We have a problem with the way that the java.net implements Socket.
This issue is quite complicated but I will try to describe why this happens.
We have a blade system with 40 processors and they are treated as one entity when it comes to IP connectivity.
The problem is related with the bind command on socket.
A bind is treated as a cluster wide resource and should be only used if the endpoint wants to be able to accept connections on that port.
Now all constructors to java.net.Socket except of the empty constructor does an automatic bind on the socket.
In the majority of cases this is not what we want because the developer does not even specify a port in the bind.
Then bind(0) is called. In that pool we have only 4096 ports available in the cluster. This means that each board will only be able to have around 100 connections.
For our own software we can avoid it by using the empty constructor and then call connect.
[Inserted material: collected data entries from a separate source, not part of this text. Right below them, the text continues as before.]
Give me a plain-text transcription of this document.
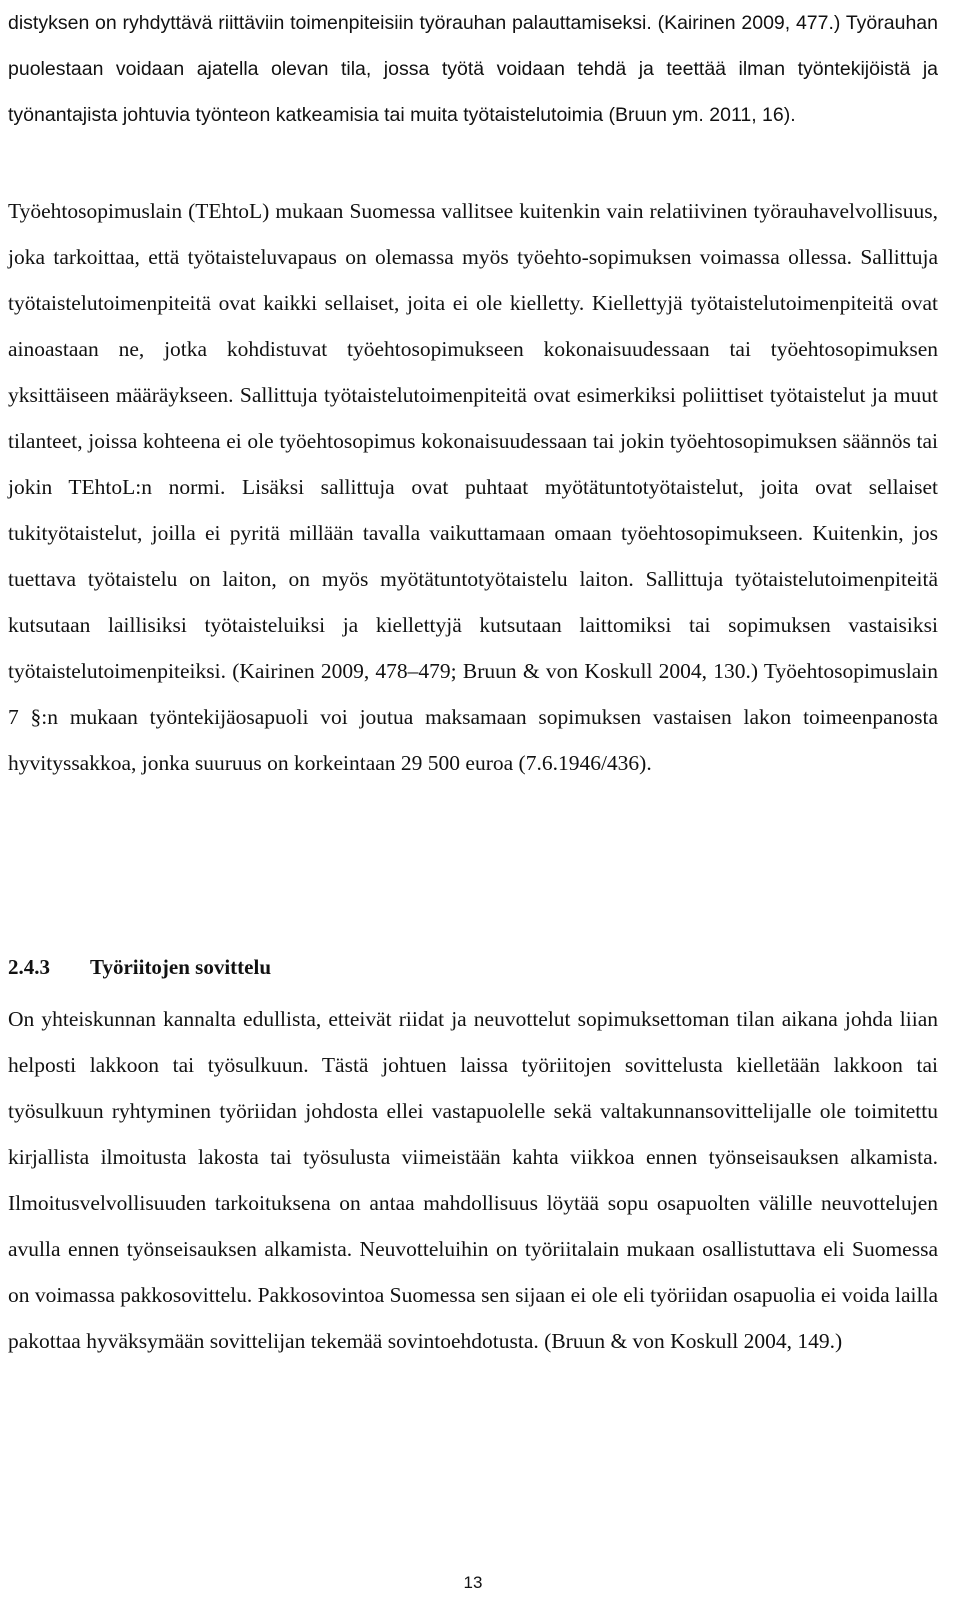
distyksen on ryhdyttävä riittäviin toimenpiteisiin työrauhan palauttamiseksi. (Kairinen 2009, 477.) Työrauhan puolestaan voidaan ajatella olevan tila, jossa työtä voidaan tehdä ja teettää ilman työntekijöistä ja työnantajista johtuvia työnteon katkeamisia tai muita työtaistelutoimia (Bruun ym. 2011, 16).

Työehtosopimuslain (TEhtoL) mukaan Suomessa vallitsee kuitenkin vain relatiivinen työrauhavelvollisuus, joka tarkoittaa, että työtaisteluvapaus on olemassa myös työehto-sopimuksen voimassa ollessa. Sallittuja työtaistelutoimenpiteitä ovat kaikki sellaiset, joita ei ole kielletty. Kiellettyjä työtaistelutoimenpiteitä ovat ainoastaan ne, jotka kohdistuvat työehtosopimukseen kokonaisuudessaan tai työehtosopimuksen yksittäiseen määräykseen. Sallittuja työtaistelutoimenpiteitä ovat esimerkiksi poliittiset työtaistelut ja muut tilanteet, joissa kohteena ei ole työehtosopimus kokonaisuudessaan tai jokin työehtosopimuksen säännös tai jokin TEhtoL:n normi. Lisäksi sallittuja ovat puhtaat myötätuntotyötaistelut, joita ovat sellaiset tukityötaistelut, joilla ei pyritä millään tavalla vaikuttamaan omaan työehtosopimukseen. Kuitenkin, jos tuettava työtaistelu on laiton, on myös myötätuntotyötaistelu laiton. Sallittuja työtaistelutoimenpiteitä kutsutaan laillisiksi työtaisteluiksi ja kiellettyjä kutsutaan laittomiksi tai sopimuksen vastaisiksi työtaistelutoimenpiteiksi. (Kairinen 2009, 478–479; Bruun & von Koskull 2004, 130.) Työehtosopimuslain 7 §:n mukaan työntekijäosapuoli voi joutua maksamaan sopimuksen vastaisen lakon toimeenpanosta hyvityssakkoa, jonka suuruus on korkeintaan 29 500 euroa (7.6.1946/436).

2.4.3 Työriitojen sovittelu

On yhteiskunnan kannalta edullista, etteivät riidat ja neuvottelut sopimuksettoman tilan aikana johda liian helposti lakkoon tai työsulkuun. Tästä johtuen laissa työriitojen sovittelusta kielletään lakkoon tai työsulkuun ryhtyminen työriidan johdosta ellei vastapuolelle sekä valtakunnansovittelijalle ole toimitettu kirjallista ilmoitusta lakosta tai työsulusta viimeistään kahta viikkoa ennen työnseisauksen alkamista. Ilmoitusvelvollisuuden tarkoituksena on antaa mahdollisuus löytää sopu osapuolten välille neuvottelujen avulla ennen työnseisauksen alkamista. Neuvotteluihin on työriitalain mukaan osallistuttava eli Suomessa on voimassa pakkosovittelu. Pakkosovintoa Suomessa sen sijaan ei ole eli työriidan osapuolia ei voida lailla pakottaa hyväksymään sovittelijan tekemää sovintoehdotusta. (Bruun & von Koskull 2004, 149.)

13
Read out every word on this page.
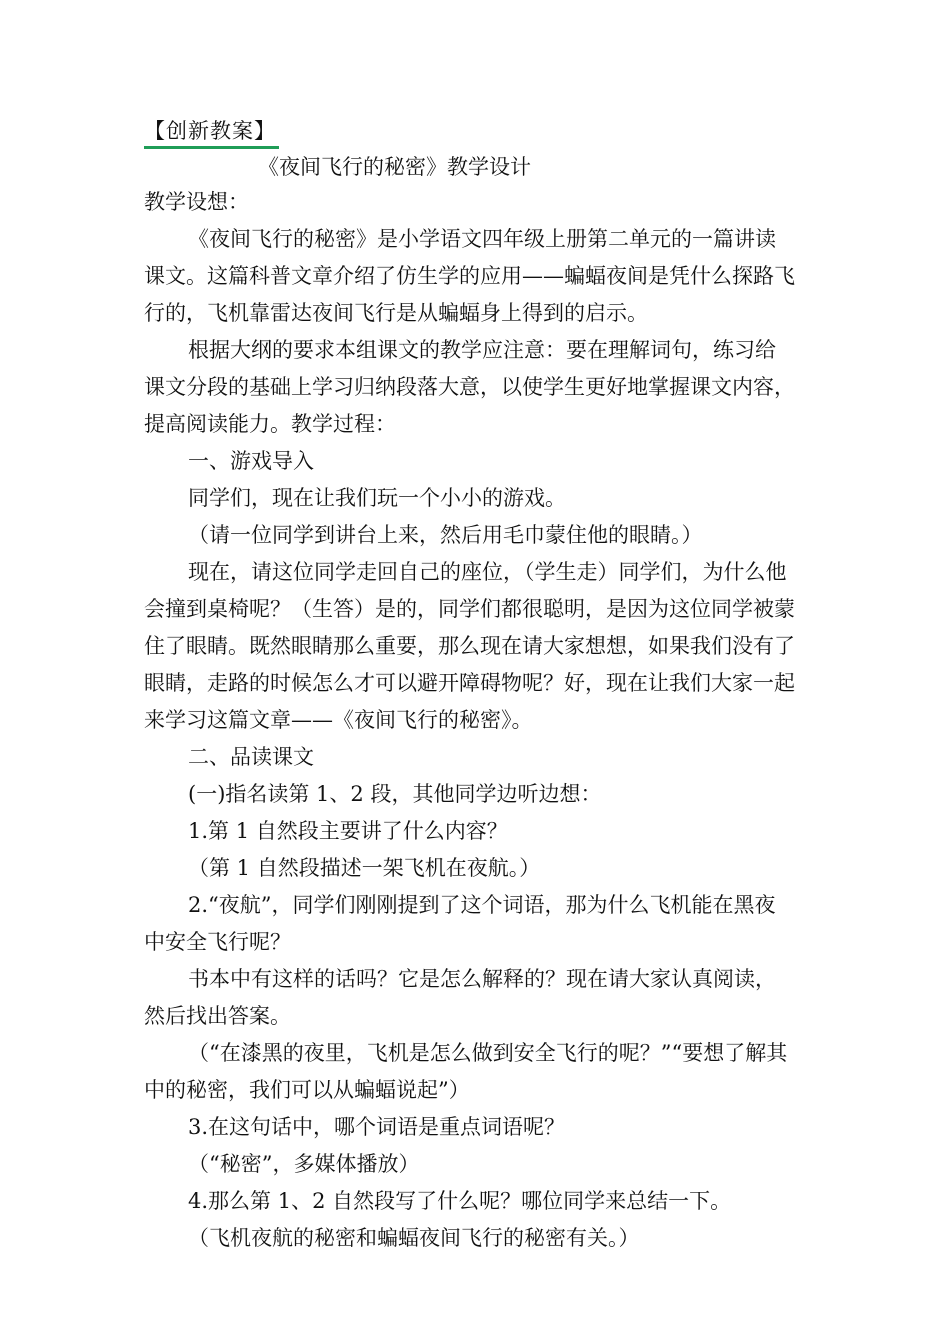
【创新教案】
《夜间飞行的秘密》教学设计

教学设想：

《夜间飞行的秘密》是小学语文四年级上册第二单元的一篇讲读课文。这篇科普文章介绍了仿生学的应用——蝙蝠夜间是凭什么探路飞行的，飞机靠雷达夜间飞行是从蝙蝠身上得到的启示。

根据大纲的要求本组课文的教学应注意：要在理解词句，练习给课文分段的基础上学习归纳段落大意，以使学生更好地掌握课文内容，提高阅读能力。教学过程：

一、游戏导入

同学们，现在让我们玩一个小小的游戏。

（请一位同学到讲台上来，然后用毛巾蒙住他的眼睛。）

现在，请这位同学走回自己的座位，（学生走）同学们，为什么他会撞到桌椅呢？（生答）是的，同学们都很聪明，是因为这位同学被蒙住了眼睛。既然眼睛那么重要，那么现在请大家想想，如果我们没有了眼睛，走路的时候怎么才可以避开障碍物呢？好，现在让我们大家一起来学习这篇文章——《夜间飞行的秘密》。

二、品读课文

(一)指名读第 1、2 段，其他同学边听边想：

1.第 1 自然段主要讲了什么内容？

（第 1 自然段描述一架飞机在夜航。）

2.“夜航”，同学们刚刚提到了这个词语，那为什么飞机能在黑夜中安全飞行呢？

书本中有这样的话吗？它是怎么解释的？现在请大家认真阅读，然后找出答案。

（“在漆黑的夜里，飞机是怎么做到安全飞行的呢？”“要想了解其中的秘密，我们可以从蝙蝠说起”）

3.在这句话中，哪个词语是重点词语呢？

（“秘密”，多媒体播放）

4.那么第 1、2 自然段写了什么呢？哪位同学来总结一下。

（飞机夜航的秘密和蝙蝠夜间飞行的秘密有关。）
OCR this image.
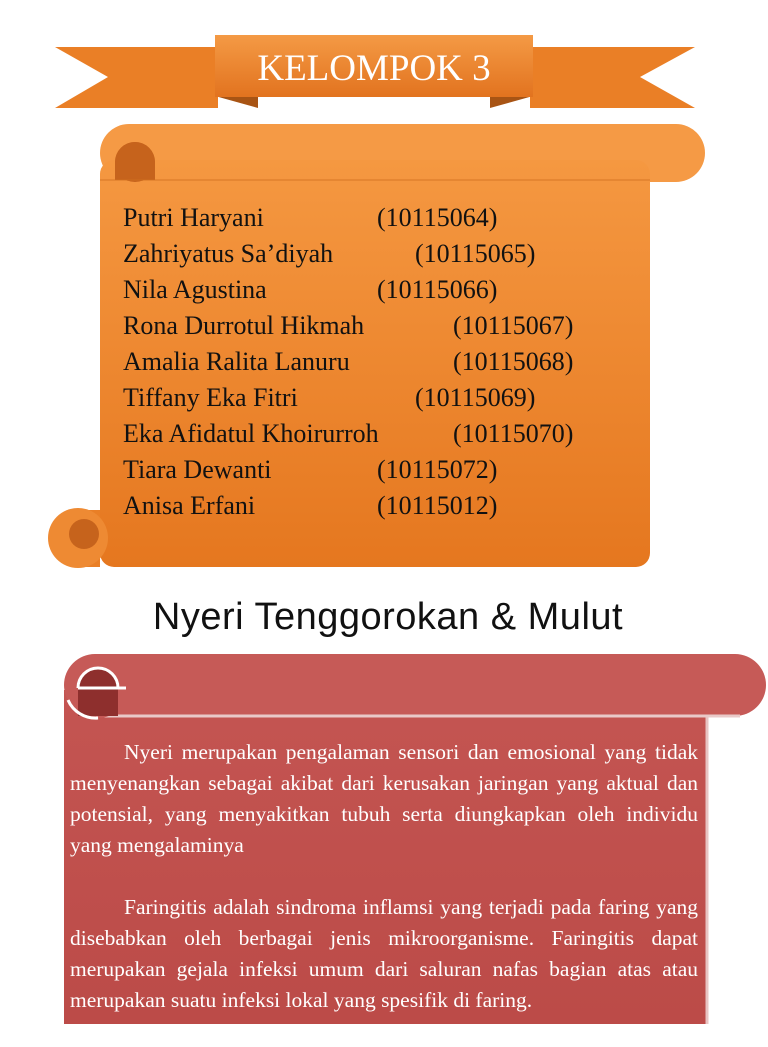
KELOMPOK 3
Putri Haryani	(10115064)
Zahriyatus Sa’diyah	(10115065)
Nila Agustina	(10115066)
Rona Durrotul Hikmah	(10115067)
Amalia Ralita Lanuru	(10115068)
Tiffany Eka Fitri	(10115069)
Eka Afidatul Khoirurroh	(10115070)
Tiara Dewanti	(10115072)
Anisa Erfani	(10115012)
Nyeri Tenggorokan & Mulut

Nyeri merupakan pengalaman sensori dan emosional yang tidak menyenangkan sebagai akibat dari kerusakan jaringan yang aktual dan potensial, yang menyakitkan tubuh serta diungkapkan oleh individu yang mengalaminya

Faringitis adalah sindroma inflamsi yang terjadi pada faring yang disebabkan oleh berbagai jenis mikroorganisme. Faringitis dapat merupakan gejala infeksi umum dari saluran nafas bagian atas atau merupakan suatu infeksi lokal yang spesifik di faring.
But for our third party software like JDBC drivers, RMI and others using Socket we can not influence it since the code is already written.
So it has happened that we end up without available ports and since this is a cluster wide resource the connecting takes longer time since it needs to be coordinated over the cluster.
We would like to get an advice from you how we can work around this problem.
We are getting into acceptance testing at customer site by the end of this week so we have limited time to make it work.
It is not blocking issue since it only happens sporadically but it prevents us from going live since we can not guarantee that it will not disturb traffic.
Right now we are running a standard Java5 VM on SUSE Linux 9.
Here are the options we have come up with on our own:
1) Rewrite the code in java.net.Socket (Not good, maybe legal issues since this is not our JVM)
2) Extend SocketImplFactory and implement SocketImpl
To implement SocketImpl is not trivial, PlainSocketImpl could be used but it is package scoped. Then there are two possibilities to write our class sub classing PlainSocketImpl and only override bind() or use java.lang.reflect to work around the package permissions and override the package protection. Non seem to be a clean approach, there is some reference to a API in this bug from your homepage but I guess that it was never implemented in Tiger or? http://bugs.sun.com/bugdatabase/view_bug.do?bug_id=4245730 (look at the evaluation answer)
3) Use some kind of AOP framework (It would make the socket creation much slower)
4) Use our own OS and JVM (not good since it requires major rewriting)
So no clean and easy way forward.
Can you advice what we should do in this matter!?